Cities announce fire/EMS collaborative


ENGLEWOOD — During a press conference at 10 a.m. Monday, June 1 on the front lawn of the Englewood Government Center, the cities of Clayton, Englewood and Union announced the official launch of a “Joint Emergency Services Collaborative Memorandum of Understanding.”

Englewood Mayor Tom Franz opened the press conference with a welcoming message, and introduced city council members, city managers, fire chiefs and other staff present from each jurisdiction.

“This collaboration is unique,” Franz said. “A great deal of hard work over the past several months by the fire chiefs has resulted in a cooperative plan. This plan will greatly improve fire and EMS services delivery while enjoying impressive, long-term cost savings by reducing redundant apparatus purchases and implementing numerous other operational efficiencies.

“This collaboration is not a pipe dream,” Franz added. “In fact, we are all here today to announce that the actual implementation began at 7 a.m. this morning. We are all confident that this creative endeavor will be a huge success.”

The three cities have agreed to maintain and staff the following emergency service stations relevant to the Memorandum of Understanding:

• Clayton Station 85 located at 6996 Taywood Rd.

• Englewood Station 98 located at 333 W. National Rd., and Station 99 located at 1099 Union Blvd.

• Union Station 81 located at 109 W. Martindale Rd.

Each city will contribute to the collaboration with apparatus and / or equipment and will provide staffing and coverage areas as set forth in the agreement and will provide emergency response coverage by the closest available fire station, regardless of jurisdictional boundaries.

“On behalf of the city of Clayton that I am really proud to collaborate with our fellow citizens here, our neighbors,” said Clayton Mayor Mike Stevens. “We’ve worked together well for a long time and now it’s going to be even tighter. Not only is this going to give us the efficiencies and resources, but it will also serve more people better in the Northmont community.

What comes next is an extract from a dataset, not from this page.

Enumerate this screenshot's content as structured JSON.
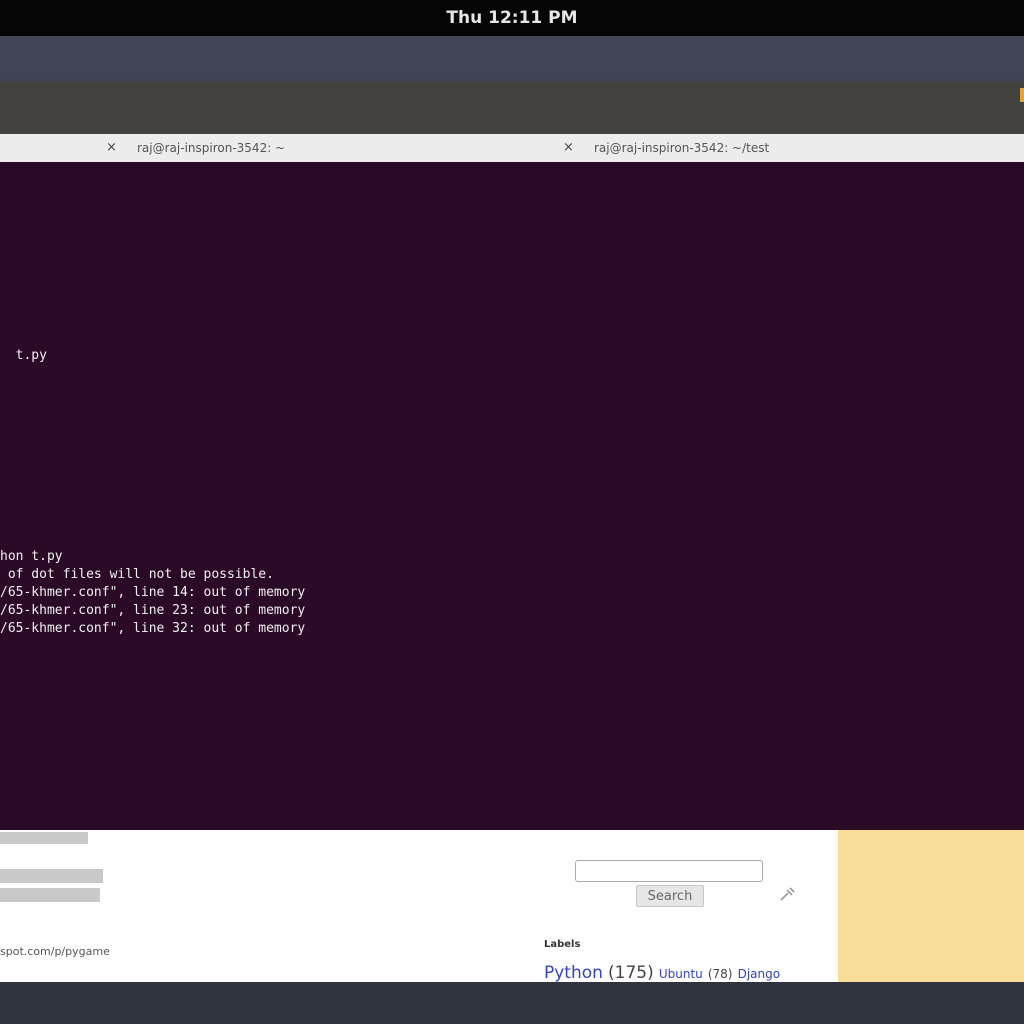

I am very happy that we could all join together, and we are proud to stand with you.”

Mayor Franz turned the podium over to the fire chiefs, who he credited with doing the hard work to launch the collaborative.

“This started three or four months ago once the city managers gave us the go-ahead to really dive into how to make this work,” said Clayton Fire Chief Brian Garver. “It came about because of some of the challenges that the fire departments are facing locally, and not just locally but nationally with staffing.”

Englewood council recently amended an ordinance to allow the fire department to hire nine additional firefighters (which could be either paramedics or EMTs). Clayton and Union have also faced staff shortages.

Many communities in the Miami Valley are facing similar issues. The increase in job openings is due in part to the number of firefighters reaching retirement age.

A large percentage of firefighters were hired in the 1980s when fire departments were transitioning from all-volunteer staffs to paid staffs. The recent large turnover rate is something many communities haven’t experienced in years and it is affecting the hiring pool, largely due to fire academy enrollment dropping off in recent years.

Garver said the three departments came together to try to figure out how to improve staffing to improve better coverage and response times to the entire area regardless of jurisdictional boundaries.

All three departments have fire stations that are closer to certain areas not necessarily within their own jurisdiction.

Garver noted that all three departments were always minimally staffed throughout each day in recent years and unable to send enough apparatus as preferred with the correct staffing needed.

“Joining up, we make it safer for our firefighters, we make it more efficient and effective for our community and our fire personnel are now able to go to work as soon as they arrive and do things even more effectively than they have before,” Garver noted.

The three departments started training together about two years ago, according to Garver, because each department knew they needed each other’s help.

“So, we started training about two years ago and it has just turned into a collaborative that is going to benefit the entire area, which is what we want,” Garver said.

Garver also discussed the cost savings that would be realized as a result of the collaborative agreement.

“There is redundancy is our apparatus,” Garver stated. “In the next 15 years, which is a capital improvement cycle, we are estimating to save about $5.2 million respectively among the three cities, which is a big dollar amount. Through this collaboration we are going to make this more effective from a financial standpoint.”

Garver noted that the fire chiefs, along with Union Assistant Chief Zach Marvin, all make decisions as a group now, which is unique to public safety as there is usually one person making all the key decisions.

“The four of us work very well together and come to decisions just by talking it out, which is unique,” Garver said. “I give credit to the chiefs for really collaborating and putting aside their own department to decide how to best serve the entire community and not just their own. I am proud to be standing up here with all these guys because they make it work. We appreciate the support from each of our city councils and city managers in that they are willing to allow us to go through this process and trust us.”

Garver also credited fire personnel from each jurisdiction for supporting the effort.

“Their buy-in was instrumental to this,” Garver added. “If they didn’t buy into this, it doesn’t matter what we do. We have had buy-in from all of our personnel. They have embraced this, taken it and run with it and without them being so onboard and having the same vision that we do, this wouldn’t work.”

The departments will share personnel assigning them to work at each city’s fire stations to help cover those jurisdictions when needed.